Too Old to Start Running?

Think Again

Published Oct 09, 2000 in The Post-Standard.

By Dr Kamal Jabbour, Contributing Writer

When are you too old to start running? I started running at 32. My wife started at 33. Her dean started at 52. Charlie Hackenheimer, fighting emphysema, started running at 72, and set numerous national and world age group records, including running 15K in 1:51:16 at age 84.

Ten years ago, Abraham Weintraub started running at age 80. Last fall, at age 89, he completed the New York City Marathon in 8:10:33, finishing ahead of 87 younger runners. The nonagenarian from Brooklyn has become an icon on the road-racing scene, competing in such races as the Fifth Avenue Mile and the Falmouth Road Race.

If age alone is not a deterrent against taking up running, where should you look for a legitimate excuse? I used to submit that a physical handicap was a legitimate deterrent, until a double-amputee on prostheses passed my best friend in the last mile of the Utica Boilermaker 15K road race.

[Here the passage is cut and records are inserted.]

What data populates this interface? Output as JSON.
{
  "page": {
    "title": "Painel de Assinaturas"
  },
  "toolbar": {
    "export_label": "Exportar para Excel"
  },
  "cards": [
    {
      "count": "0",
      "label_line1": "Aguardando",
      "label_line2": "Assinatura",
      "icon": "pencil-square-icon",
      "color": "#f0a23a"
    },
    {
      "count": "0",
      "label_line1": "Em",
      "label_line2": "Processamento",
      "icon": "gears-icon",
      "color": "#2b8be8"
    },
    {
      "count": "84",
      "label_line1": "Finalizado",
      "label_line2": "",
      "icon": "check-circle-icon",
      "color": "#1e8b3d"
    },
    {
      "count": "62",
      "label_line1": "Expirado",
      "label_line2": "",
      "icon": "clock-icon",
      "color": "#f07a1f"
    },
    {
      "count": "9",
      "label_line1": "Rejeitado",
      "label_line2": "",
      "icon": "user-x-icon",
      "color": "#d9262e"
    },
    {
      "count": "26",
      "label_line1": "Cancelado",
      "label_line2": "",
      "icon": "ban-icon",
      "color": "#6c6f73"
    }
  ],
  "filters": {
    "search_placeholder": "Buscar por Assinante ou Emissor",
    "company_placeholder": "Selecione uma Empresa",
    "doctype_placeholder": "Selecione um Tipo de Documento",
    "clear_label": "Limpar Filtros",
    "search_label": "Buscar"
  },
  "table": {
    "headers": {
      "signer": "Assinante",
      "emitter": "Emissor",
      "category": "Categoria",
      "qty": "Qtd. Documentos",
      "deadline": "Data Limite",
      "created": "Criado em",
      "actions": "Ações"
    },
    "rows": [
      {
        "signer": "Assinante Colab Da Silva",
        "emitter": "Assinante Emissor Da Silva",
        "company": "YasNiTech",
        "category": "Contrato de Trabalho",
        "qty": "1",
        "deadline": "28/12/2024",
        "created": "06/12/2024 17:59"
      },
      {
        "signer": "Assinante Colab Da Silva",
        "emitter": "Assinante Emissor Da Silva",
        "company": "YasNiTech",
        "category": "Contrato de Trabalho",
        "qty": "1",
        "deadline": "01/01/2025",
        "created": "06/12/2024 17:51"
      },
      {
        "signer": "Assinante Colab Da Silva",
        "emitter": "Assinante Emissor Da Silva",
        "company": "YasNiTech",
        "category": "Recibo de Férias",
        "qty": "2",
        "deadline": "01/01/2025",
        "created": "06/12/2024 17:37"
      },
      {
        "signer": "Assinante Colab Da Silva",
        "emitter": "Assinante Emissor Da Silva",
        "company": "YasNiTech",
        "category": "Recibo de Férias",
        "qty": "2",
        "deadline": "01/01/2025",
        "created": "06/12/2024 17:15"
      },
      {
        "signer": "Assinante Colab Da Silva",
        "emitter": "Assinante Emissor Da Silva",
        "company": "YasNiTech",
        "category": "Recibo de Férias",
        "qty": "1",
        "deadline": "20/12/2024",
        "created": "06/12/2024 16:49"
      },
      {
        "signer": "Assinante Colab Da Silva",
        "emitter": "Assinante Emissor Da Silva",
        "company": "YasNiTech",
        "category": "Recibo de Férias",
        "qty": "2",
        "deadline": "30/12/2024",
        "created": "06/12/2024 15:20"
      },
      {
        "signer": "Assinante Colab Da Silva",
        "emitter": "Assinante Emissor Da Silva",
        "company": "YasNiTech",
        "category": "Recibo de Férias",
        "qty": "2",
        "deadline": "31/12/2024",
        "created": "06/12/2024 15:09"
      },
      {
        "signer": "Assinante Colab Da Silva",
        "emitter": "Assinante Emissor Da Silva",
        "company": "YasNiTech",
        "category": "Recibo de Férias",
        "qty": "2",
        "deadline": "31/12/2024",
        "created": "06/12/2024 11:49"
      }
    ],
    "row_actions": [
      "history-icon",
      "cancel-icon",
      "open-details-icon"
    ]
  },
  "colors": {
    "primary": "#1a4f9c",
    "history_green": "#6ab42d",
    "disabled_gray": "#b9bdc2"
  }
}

So, when Lindsay, a new graduate student, confided that she could not run because of age and health, I got a good chuckle. Like many of her peers, Lindsay competed in high school, worked out in the college gym, and achieved a healthy metabolism that is the envy of many.

However, unlike most high school game players, Lindsay trained and competed at the national level as an elite ice dancer, and earned the US Ice Skating Federation's gold medal. Obviously, she showed the dedication and determination to train long and hard for those awe-inspiring routines that we admire from the comfort of our television rooms.

Lindsay's new position immerses her in a culture that urges her to run. In a rare twist of fate, working and running have melded to shape her graduate career in new media production. Her next assignment requires her to tell the stories of track athletes. So, she turned to this expert for advice on starting to run.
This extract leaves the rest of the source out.